A VENEZUELAN COURT has found 2014 Harvard Kennedy School Alumni Achievement Award winner Leopoldo López MPP 1996 guilty and sentenced him to almost 14 years in prison for inciting violence during political protest movements last year. López is a political opposition leader who was arrested in February 2014 at a time when protesters were calling for government leaders to address the nation’s security and economic problems. Critics have claimed that the arrest and trial were politically motivated.
In a commentary published in the New York Times last Friday (Sept. 25), López writes about his experience in solitary confinement, saying that “great causes require great sacrifices. I am convinced of the justice of our cause: the liberation of a people from the painful consequences of a system of government that has failed economically, socially and politically.”

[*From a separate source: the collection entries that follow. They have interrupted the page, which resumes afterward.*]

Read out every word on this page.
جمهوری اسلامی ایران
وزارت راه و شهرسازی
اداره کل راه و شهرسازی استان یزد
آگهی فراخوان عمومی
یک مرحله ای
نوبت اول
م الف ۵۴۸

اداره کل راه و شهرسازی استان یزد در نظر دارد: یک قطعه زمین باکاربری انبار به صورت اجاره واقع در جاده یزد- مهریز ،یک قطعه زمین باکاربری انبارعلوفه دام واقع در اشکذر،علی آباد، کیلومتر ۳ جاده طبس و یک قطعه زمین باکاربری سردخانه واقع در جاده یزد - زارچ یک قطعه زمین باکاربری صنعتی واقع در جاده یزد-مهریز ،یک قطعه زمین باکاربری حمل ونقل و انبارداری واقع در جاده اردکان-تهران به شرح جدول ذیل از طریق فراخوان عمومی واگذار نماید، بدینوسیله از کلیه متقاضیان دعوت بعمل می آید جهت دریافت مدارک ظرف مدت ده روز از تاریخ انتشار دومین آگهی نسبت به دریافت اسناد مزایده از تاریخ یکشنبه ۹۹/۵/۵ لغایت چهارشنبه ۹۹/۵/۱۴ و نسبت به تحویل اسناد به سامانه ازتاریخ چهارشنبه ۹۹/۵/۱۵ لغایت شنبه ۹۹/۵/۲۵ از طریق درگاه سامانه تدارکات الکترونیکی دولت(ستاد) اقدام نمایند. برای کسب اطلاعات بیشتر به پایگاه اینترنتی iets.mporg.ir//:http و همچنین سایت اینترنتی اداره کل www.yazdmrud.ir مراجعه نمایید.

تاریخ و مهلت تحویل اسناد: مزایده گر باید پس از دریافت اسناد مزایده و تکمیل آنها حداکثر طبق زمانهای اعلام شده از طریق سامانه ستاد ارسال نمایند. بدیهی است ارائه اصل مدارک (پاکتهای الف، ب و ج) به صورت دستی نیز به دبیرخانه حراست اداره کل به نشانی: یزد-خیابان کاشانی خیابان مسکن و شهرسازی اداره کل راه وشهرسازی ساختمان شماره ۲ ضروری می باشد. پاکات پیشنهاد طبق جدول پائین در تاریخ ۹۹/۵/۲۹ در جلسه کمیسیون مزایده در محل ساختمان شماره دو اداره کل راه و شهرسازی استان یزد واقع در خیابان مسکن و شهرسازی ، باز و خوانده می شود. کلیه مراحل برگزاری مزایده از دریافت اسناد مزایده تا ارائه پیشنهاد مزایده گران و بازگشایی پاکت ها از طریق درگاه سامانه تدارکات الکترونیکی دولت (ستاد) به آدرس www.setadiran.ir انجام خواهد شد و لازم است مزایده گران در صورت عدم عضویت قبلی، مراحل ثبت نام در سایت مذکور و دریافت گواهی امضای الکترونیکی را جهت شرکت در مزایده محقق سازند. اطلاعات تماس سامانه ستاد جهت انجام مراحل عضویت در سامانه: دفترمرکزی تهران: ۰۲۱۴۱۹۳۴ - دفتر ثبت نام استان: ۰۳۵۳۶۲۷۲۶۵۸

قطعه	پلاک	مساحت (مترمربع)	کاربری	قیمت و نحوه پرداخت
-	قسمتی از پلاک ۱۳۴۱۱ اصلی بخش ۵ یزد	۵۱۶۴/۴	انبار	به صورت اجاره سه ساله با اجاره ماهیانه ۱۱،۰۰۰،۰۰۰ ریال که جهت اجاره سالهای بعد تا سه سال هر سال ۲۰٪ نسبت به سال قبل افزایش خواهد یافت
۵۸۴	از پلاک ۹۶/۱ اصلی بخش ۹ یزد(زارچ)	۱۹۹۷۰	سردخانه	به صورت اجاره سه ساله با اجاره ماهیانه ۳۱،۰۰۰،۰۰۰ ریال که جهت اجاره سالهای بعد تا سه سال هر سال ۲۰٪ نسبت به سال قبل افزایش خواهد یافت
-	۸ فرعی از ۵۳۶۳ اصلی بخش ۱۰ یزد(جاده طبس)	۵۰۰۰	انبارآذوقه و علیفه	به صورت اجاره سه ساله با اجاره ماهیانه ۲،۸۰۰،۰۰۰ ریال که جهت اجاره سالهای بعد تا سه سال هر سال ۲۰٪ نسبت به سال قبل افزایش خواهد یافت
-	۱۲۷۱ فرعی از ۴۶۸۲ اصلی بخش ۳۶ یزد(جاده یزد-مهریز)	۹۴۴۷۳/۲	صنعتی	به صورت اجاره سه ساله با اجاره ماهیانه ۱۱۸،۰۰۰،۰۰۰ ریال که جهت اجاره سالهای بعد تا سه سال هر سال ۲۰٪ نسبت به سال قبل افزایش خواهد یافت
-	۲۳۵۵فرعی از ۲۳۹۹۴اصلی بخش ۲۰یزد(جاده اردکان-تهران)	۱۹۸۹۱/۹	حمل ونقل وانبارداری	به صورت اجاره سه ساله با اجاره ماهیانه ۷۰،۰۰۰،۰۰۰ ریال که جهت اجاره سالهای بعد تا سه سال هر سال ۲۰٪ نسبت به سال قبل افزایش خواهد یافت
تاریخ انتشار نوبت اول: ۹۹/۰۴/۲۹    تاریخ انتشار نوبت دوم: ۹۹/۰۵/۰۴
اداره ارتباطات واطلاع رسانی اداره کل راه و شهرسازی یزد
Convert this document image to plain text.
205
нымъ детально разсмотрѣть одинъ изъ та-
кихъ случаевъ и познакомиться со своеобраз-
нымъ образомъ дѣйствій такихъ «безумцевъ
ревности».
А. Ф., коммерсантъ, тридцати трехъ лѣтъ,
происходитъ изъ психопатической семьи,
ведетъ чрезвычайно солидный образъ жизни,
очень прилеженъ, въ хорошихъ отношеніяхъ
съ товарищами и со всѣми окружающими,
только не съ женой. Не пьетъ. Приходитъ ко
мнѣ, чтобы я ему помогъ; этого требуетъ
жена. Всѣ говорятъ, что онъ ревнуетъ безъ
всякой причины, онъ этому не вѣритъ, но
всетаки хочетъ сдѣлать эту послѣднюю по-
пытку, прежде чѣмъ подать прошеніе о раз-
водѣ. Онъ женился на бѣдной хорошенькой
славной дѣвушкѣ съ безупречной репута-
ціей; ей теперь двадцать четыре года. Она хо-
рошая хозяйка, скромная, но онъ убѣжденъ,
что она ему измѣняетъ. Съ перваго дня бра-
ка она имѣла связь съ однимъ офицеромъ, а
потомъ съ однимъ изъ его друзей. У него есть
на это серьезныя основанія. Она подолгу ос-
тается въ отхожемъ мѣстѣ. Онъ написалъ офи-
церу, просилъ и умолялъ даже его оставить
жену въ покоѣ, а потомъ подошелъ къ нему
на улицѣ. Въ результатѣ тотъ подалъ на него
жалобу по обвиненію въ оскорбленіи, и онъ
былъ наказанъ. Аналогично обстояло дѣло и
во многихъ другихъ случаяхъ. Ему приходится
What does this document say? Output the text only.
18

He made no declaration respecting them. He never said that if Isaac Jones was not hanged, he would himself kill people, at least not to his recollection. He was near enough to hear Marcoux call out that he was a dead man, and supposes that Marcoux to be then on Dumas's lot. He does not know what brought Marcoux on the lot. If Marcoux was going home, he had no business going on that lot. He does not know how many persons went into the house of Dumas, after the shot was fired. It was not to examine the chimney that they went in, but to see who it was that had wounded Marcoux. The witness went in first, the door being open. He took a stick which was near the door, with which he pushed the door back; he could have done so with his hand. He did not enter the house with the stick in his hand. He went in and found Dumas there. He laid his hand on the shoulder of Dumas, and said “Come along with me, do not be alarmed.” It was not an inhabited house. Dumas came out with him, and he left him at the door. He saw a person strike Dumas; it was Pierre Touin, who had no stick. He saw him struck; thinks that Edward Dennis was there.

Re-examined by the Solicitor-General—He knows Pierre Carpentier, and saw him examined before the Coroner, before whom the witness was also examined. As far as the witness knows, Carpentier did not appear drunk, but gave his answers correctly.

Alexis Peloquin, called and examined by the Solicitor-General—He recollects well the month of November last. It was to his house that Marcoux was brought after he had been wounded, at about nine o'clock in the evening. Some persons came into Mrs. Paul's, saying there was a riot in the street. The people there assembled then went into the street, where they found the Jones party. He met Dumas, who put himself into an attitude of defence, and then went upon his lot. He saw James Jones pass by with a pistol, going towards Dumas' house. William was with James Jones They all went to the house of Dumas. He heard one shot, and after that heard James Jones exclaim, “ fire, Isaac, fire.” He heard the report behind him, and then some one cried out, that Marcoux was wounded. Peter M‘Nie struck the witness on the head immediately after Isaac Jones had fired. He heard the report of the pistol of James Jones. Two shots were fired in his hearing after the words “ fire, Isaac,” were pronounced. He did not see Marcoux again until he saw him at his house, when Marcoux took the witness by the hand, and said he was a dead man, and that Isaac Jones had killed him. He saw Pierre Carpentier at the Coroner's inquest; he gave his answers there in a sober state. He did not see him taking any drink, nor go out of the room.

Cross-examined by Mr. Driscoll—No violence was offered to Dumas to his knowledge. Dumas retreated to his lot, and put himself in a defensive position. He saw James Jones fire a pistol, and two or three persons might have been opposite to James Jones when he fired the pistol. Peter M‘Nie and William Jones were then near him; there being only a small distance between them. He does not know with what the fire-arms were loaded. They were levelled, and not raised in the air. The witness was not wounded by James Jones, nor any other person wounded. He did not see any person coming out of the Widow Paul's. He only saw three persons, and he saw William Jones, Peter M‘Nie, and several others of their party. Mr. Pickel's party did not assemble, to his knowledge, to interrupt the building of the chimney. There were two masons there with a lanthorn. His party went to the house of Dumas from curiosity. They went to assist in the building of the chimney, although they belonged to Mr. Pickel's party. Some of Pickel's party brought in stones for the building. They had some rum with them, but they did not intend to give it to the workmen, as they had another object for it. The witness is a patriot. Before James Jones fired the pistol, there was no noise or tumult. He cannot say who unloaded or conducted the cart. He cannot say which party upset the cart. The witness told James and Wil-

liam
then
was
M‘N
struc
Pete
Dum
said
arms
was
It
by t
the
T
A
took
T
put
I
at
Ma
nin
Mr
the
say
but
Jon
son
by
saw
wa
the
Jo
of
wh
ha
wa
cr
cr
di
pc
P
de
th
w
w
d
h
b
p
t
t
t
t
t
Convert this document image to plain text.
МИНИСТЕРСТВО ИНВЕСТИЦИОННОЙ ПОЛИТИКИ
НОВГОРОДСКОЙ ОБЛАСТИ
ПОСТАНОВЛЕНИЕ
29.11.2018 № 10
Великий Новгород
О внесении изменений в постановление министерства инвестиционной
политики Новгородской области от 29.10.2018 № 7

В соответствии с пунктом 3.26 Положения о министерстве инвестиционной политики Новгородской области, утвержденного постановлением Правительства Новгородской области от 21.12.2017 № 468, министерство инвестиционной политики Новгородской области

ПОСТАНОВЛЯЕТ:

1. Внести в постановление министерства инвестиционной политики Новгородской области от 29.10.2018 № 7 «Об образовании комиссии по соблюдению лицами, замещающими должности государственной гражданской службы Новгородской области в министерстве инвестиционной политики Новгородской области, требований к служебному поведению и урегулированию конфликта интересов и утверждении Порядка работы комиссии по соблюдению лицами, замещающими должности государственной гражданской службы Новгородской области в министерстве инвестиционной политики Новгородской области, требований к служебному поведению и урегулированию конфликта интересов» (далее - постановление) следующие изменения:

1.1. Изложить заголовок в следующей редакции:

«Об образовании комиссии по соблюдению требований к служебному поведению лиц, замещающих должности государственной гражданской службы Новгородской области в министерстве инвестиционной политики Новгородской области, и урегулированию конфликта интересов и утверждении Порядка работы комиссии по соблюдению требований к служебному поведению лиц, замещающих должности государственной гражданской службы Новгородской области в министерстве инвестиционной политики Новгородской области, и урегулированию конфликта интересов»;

López’ political career began in the early 1990s when he cofounded the Primero Justicia political party. He was elected mayor of Chacao, a municipality of Caracas, at age 29, just four years after graduating from the Kennedy School. He was reelected in 2004. During his time in office, López was recognized for his efforts to improve the region’s education, public health and transportation systems. In 2008, the organization City Mayors selected him as one of the “world’s most outstanding mayors.”
Last September, seven months after López’ arrest, President Obama called for his release in a speech delivered at the Clinton Global Initiative.
“We stand in solidarity with those who are detained at this very moment. In Venezuela, Leopoldo Lopez; in Burundi, Pierre-Claver Mbonimpa; in Egypt, Ahmed Maher; in China, Liu Xiaobo; and now Ilham Tohti; in Vietnam, Father Ly. And so many others,” Obama said. “They deserve to be free. They ought to be released.”
López was awarded the Harvard Kennedy School (HKS) Alumni Achievement Award in 2014 by the HKS Alumni Board, comprised of 23 elected members who represent the interests of the global HKS community.